Sleep specialists diagnose and treat sleep disorders. Some may have specialized training in certain areas, like neurology or respiratory health.

More than one-third of Americans say they don’t sleep well. Most adults need 7 to 9 hours of sleep each night, not only to feel rested the next day but to also promote overall health.

Daytime tiredness could be a sign that you have a sleep disorder like insomnia or obstructive sleep apnea (OSA).

Your primary care healthcare provider may diagnose and treat your problem or refer you to a sleep specialist, who can figure out why you’re not sleeping well and find solutions to help you get the rest you need.

A sleep specialist is a doctor who diagnoses and treats sleep disorders. Most sleep specialists train in internal medicine, psychiatry, pediatrics, or neurology during residency. After completing residency, they complete a fellowship program in sleep medicine.

Doctors who receive training in sleep medicine get their board certification from the American Board of Sleep Medicine, which is part of the American Board of Medical Specialties.

Sleep psychologists are another type of sleep specialist. They focus on the mental and behavioral issues that contribute to sleep problems.

Otolaryngologists, also known as ear, nose, and throat (ENT) doctors, may perform procedures that address certain sleep issues, such as repairing structural problems with the nose, mouth, or throat that cause snoring and OSA.

Before you visit a sleep specialist, start by talking to your primary care healthcare provider if you:

  • snore or gasp for air while you sleep
  • have a hard time falling asleep or staying asleep throughout the night
  • feel tired during the day, even if you’ve slept the night before
  • can’t perform your daily activities because you’re too tired

After going over your symptoms, your primary care doctor may refer you to a sleep specialist for an evaluation. A sleep specialist can diagnose and treat sleep disorders, such as OSA, restless legs syndrome (RLS), or insomnia.

Sleep specialists work in many different locations. Some are in private practice. Others work in hospitals or sleep centers.

One way to find a sleep specialist is to ask your primary care healthcare provider for a referral.

You can also search for an accredited sleep center through an organization like the American Academy of Sleep Medicine or Narcolepsy Network.

Check with your health insurance provider to see which sleep specialists are covered under your plan. That way, you won’t end up with a big bill you weren’t expecting for going out of network.

When you have a few names of doctors, ask your family, friends, or coworkers if they’ve seen the doctors before and if they have any positive or negative feedback to share with you.

You can also search your doctor on the internet to find out if they have a specialist interest in a certain aspect of sleep. Consider looking at comments from other patients as you decide who you want to see.

Some sleep specialists have a special area of expertise.

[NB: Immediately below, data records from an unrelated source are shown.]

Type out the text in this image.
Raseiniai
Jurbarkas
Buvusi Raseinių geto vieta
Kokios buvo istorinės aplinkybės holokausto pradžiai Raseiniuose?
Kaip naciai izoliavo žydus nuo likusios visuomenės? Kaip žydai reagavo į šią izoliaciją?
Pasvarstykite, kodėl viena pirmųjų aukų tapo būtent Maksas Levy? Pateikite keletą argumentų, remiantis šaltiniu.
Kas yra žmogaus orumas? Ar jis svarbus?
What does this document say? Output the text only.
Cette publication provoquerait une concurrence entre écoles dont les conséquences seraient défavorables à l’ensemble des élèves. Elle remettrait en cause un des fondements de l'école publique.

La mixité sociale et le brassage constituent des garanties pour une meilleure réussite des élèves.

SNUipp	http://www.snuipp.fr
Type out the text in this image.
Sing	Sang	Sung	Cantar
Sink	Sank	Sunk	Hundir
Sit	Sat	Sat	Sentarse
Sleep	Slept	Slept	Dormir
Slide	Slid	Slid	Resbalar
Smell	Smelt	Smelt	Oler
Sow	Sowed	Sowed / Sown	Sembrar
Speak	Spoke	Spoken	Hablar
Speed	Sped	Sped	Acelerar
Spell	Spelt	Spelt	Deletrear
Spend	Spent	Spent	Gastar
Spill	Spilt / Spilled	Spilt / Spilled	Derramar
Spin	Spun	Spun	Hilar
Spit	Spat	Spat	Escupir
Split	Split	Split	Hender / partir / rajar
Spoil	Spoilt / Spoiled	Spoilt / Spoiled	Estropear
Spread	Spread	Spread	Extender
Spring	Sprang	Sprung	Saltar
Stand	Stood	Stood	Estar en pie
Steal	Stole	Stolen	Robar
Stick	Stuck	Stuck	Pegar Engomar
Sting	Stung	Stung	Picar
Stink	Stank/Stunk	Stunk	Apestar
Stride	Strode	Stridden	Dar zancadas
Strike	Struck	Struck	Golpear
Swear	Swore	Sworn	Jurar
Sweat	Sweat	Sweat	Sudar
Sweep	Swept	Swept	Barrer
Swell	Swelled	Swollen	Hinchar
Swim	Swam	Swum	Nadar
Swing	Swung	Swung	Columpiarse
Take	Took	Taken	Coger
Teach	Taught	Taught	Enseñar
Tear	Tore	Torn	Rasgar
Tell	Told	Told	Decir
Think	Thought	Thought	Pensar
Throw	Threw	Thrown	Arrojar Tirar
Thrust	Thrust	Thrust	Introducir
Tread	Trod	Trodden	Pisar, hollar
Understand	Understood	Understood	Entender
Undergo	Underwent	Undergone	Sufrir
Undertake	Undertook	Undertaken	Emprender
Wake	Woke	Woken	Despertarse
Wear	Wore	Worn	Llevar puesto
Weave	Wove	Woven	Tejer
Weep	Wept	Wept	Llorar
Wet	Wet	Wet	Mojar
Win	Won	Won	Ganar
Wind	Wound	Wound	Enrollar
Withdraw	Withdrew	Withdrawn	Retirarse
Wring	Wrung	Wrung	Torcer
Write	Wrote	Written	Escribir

They can include:

  • psychiatrists and psychologists, who treat thoughts and behaviors related to sleep
  • neurologists, who treat brain and nervous system disorders
  • pediatricians, who treat sleep disorders in children
  • otorhinolaryngologists, who treat problems with the ear, nose, and throat that contribute to sleep disorders
  • dentists and oral and maxillofacial surgeons, who fit people for oral appliances to correct problems with the mouth and jaw
  • respiratory therapists, who work with sleep doctors to manage and treat breathing disorders

Sleep specialists treat a number of different conditions, including:

  • insomnia, or difficulty falling asleep or staying asleep throughout the night
  • narcolepsy, a condition that often causes people to suddenly fall asleep during the day
  • snoring and OSA, or pauses in breathing while you sleep
  • RLS, or uncontrollable urges to move or sensations in your legs that keep you awake

When you first meet with a sleep specialist, here are a few topics they’ll cover:

  • Do I have a sleep disorder?
  • What caused my condition?
  • Do I need to undergo a sleep study?
  • What other tests should I get?
  • What are the possible risks or complications of my condition?
  • What are my treatment options?
  • What if the first treatment I try doesn’t work?
  • What lifestyle changes might help with my symptoms?

If you’ve experienced symptoms like snoring or daytime sleepiness, see your primary care healthcare provider for a checkup. After doing an exam, your doctor may refer you to a sleep specialist who can evaluate you for OSA or other sleep disorders.

A sleep specialist will run through a series of tests to find out what’s causing your disrupted sleep. Once you have a diagnosis, the specialist can recommend treatments to help you sleep better.